All the things you may have heard about “king seminarian” in a Catholic family 60 years ago were true with the Povishes. Everything yielded to my needs, my schedule, even my preferences. It’s part of the family lore that for three years everything went on hold when my box of laundry arrived by mail from Grand Rapids on Tuesday afternoons at 2 p.m., because the seminary there had no laundry service. My mother washed, ironed, and packed in some goodies in time to beat the post office closing at 5 o’clock. To accomplish this the girls all had extra chores and dinner was late every Tuesday. What a nuisance that must have been.
After ordination, I witnessed the girls’ marriages, baptized their children and visited their homes regularly. They followed their husbands to where their work took them, to Iowa, to Indiana, and to Florida. I lived in Michigan and Minnesota, so the visits were not all that frequent; but when they happened they were joyous gatherings.

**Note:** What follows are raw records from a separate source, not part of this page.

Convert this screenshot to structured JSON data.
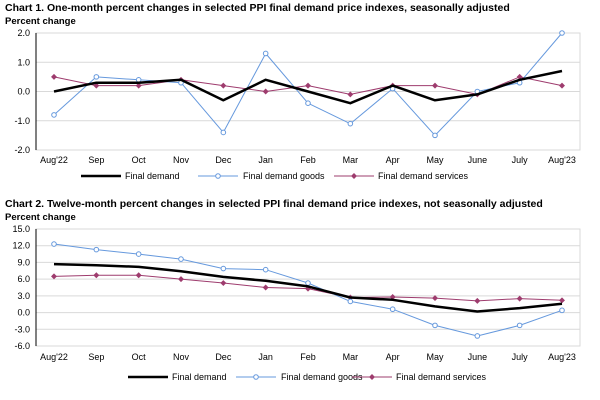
{
  "colors": {
    "total": "#000000",
    "goods": "#6699dd",
    "services": "#9e3c6e",
    "grid": "#d9d9d9",
    "axis": "#000000"
  },
  "chart_data": [
    {
      "type": "line",
      "title": "Chart 1. One-month percent changes in selected PPI final demand price indexes, seasonally adjusted",
      "ylabel": "Percent change",
      "categories": [
        "Aug'22",
        "Sep",
        "Oct",
        "Nov",
        "Dec",
        "Jan",
        "Feb",
        "Mar",
        "Apr",
        "May",
        "June",
        "July",
        "Aug'23"
      ],
      "ylim": [
        -2.0,
        2.0
      ],
      "yticks": [
        "2.0",
        "1.0",
        "0.0",
        "-1.0",
        "-2.0"
      ],
      "yticks_values": [
        2,
        1,
        0,
        -1,
        -2
      ],
      "grid": true,
      "legend_position": "bottom",
      "series": [
        {
          "name": "Final demand",
          "key": "total",
          "values": [
            0.0,
            0.3,
            0.3,
            0.4,
            -0.3,
            0.4,
            0.0,
            -0.4,
            0.2,
            -0.3,
            -0.1,
            0.4,
            0.7
          ]
        },
        {
          "name": "Final demand goods",
          "key": "goods",
          "values": [
            -0.8,
            0.5,
            0.4,
            0.3,
            -1.4,
            1.3,
            -0.4,
            -1.1,
            0.1,
            -1.5,
            0.0,
            0.3,
            2.0
          ]
        },
        {
          "name": "Final demand services",
          "key": "services",
          "values": [
            0.5,
            0.2,
            0.2,
            0.4,
            0.2,
            0.0,
            0.2,
            -0.1,
            0.2,
            0.2,
            -0.1,
            0.5,
            0.2
          ]
        }
      ]
    },
    {
      "type": "line",
      "title": "Chart 2. Twelve-month percent changes in selected PPI final demand price indexes, not seasonally adjusted",
      "ylabel": "Percent change",
      "categories": [
        "Aug'22",
        "Sep",
        "Oct",
        "Nov",
        "Dec",
        "Jan",
        "Feb",
        "Mar",
        "Apr",
        "May",
        "June",
        "July",
        "Aug'23"
      ],
      "ylim": [
        -6.0,
        15.0
      ],
      "yticks": [
        "15.0",
        "12.0",
        "9.0",
        "6.0",
        "3.0",
        "0.0",
        "-3.0",
        "-6.0"
      ],
      "yticks_values": [
        15,
        12,
        9,
        6,
        3,
        0,
        -3,
        -6
      ],
      "grid": true,
      "legend_position": "bottom",
      "series": [
        {
          "name": "Final demand",
          "key": "total",
          "values": [
            8.7,
            8.5,
            8.2,
            7.4,
            6.4,
            5.7,
            4.7,
            2.7,
            2.3,
            1.1,
            0.2,
            0.8,
            1.6
          ]
        },
        {
          "name": "Final demand goods",
          "key": "goods",
          "values": [
            12.3,
            11.3,
            10.5,
            9.6,
            7.9,
            7.7,
            5.3,
            2.0,
            0.6,
            -2.3,
            -4.2,
            -2.3,
            0.4
          ]
        },
        {
          "name": "Final demand services",
          "key": "services",
          "values": [
            6.5,
            6.7,
            6.7,
            6.0,
            5.3,
            4.5,
            4.3,
            2.7,
            2.8,
            2.6,
            2.1,
            2.5,
            2.2
          ]
        }
      ]
    }
  ]
}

The second thing about my sisters that is most meaningful to me is that they made me an uncle twelve times. When a priest takes the Church for his bride and has no natural children of his own, his nieces and nephews fill a significant void in his life. My sisters gave me eight nieces and four nephews. These in turn have, so far, begotten twelve grand-nephews and grand-nieces. One of the latter made me a great-great-uncle two years ago with the birth of a daughter in Kokomo. When charming Kaylie gets a little older, her great-great-uncle will be able to start spoiling her with trips to 7-Eleven and with gifts of cash, just as he did with her young mother and grandmother before her.
The day-long celebration of my 75th birthday, organized by my sisters in April of 1999, illustrates the joyful relationships I have with this family of mine. They took over the facilities of the Briarwood Club in south Sarasota to accommodate the 49 people in attendance, counting boy friends, girl friends, and in-laws. More a family reunion than a birthday, it was a noisy, happy-go-lucky gathering of four generations.
All four nephews were there; and my rapport with them was evident when, with formality and with smiles on their faces, they presented me with their joint gift. It was a coffee mug that sports this inscription: “First I was a Good Boy. Then I became a Nice Kid. After that I was a Great Guy. Later I grew to be a Fine Man. Now I’m just an Old Fart.”